Кроме того, эффекты EP2-агониста, EX00000173A, на экспрессию люциферазы у мышей CreLuc являются дозозависимыми (фиг.25). Была выбрана линия 187, поскольку эта линия обладает высокой индуцируемой экспрессией и в головном, и в спинном мозге. Количественный анализ состоял из пяти групп мышей возрастом шесть недель с n=5. Мышам вводили дозы или контрольного растворителя (D-PBS; забуференный фосфатом раствор Дульбекко, Invitrogen, кат. № 14040) или варьируемые дозы EP2-агониста EX0000173A (синтезирован в лаборатории): 1,5 нмоль, 5 нмоль, 15 нмоль и 50 нмоль. Мышам вводили дозу путем интраперитонеальной инъекции (5 мкл на мышь) и биовизуализировали через 4 часа на биовизуализаторе IVIS. Данные и для головного, и для спинного мозга показаны как среднее для пяти мышей, средняя пиковая яркость, фотон в секунду на см2. Статистически значимые (согласно проверке по t-критерию Стьюдента) увеличения при обработке агонистом наблюдались при трех концентрациях в спинном мозге, но не в головном мозге. Увеличение (незначительное) в головном мозге наблюдалось только при самой высокой концентрации, как и следовало ожидать для интратекальной инъекции.
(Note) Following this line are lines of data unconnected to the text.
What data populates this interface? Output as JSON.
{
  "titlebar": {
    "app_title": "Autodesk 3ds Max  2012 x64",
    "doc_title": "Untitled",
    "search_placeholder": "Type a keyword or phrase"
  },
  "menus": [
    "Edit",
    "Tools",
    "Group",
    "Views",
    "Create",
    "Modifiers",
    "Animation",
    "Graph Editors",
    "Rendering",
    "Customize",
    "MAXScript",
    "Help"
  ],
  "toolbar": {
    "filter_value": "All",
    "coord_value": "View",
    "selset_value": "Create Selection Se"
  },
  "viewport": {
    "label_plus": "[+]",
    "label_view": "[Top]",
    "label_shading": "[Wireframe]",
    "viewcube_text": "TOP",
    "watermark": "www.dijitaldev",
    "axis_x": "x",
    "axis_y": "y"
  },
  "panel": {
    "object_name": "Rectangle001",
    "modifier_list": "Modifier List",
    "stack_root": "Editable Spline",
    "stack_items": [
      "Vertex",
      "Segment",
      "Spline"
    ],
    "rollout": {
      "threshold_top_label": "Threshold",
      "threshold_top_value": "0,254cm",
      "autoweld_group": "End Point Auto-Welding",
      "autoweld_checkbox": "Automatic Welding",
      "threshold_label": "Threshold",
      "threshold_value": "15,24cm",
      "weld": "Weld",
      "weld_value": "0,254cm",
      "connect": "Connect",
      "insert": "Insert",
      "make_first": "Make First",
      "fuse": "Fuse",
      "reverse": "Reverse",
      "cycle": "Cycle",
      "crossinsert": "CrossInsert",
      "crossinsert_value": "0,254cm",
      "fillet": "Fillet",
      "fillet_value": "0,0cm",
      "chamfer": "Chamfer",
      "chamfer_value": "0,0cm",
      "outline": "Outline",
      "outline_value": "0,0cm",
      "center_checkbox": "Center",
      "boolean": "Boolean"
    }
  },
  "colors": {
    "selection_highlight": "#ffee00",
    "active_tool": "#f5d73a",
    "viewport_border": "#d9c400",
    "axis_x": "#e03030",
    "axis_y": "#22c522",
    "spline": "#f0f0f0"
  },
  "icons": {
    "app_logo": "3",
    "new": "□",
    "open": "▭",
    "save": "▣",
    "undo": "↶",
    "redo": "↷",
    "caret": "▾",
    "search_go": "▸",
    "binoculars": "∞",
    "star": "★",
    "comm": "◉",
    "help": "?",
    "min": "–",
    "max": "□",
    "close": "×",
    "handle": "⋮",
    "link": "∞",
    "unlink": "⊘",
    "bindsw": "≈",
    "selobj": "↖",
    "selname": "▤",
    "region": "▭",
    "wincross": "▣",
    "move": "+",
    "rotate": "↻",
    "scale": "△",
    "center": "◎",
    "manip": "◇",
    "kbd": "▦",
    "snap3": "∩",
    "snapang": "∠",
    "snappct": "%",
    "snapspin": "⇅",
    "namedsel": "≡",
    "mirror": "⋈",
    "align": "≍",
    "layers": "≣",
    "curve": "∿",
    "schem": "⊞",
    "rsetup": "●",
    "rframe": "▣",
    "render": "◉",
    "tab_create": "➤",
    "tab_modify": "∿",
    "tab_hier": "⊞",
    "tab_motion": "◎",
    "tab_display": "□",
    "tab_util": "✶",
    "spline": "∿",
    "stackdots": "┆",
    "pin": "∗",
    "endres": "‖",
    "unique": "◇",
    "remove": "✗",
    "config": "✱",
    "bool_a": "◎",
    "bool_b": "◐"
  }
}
На фиг.26 показана индукция люциферазы агонистом адренорецептора бета 3 (Adrb3), CL316,243 (1 мг/кг, интраперитонеально), в различных тканях мышей CRE-Luc. Количественный анализ люциферазы выполняли в гомогенатах тканей. Из 12 подвергнутых скринингу независимых трансгенных линий 7 линий показали более чем 10-кратную индукцию в жировой ткани и легких. 4 линии показали индукцию, видимую посредством биовизуализации (см. фиг.27А и 27В).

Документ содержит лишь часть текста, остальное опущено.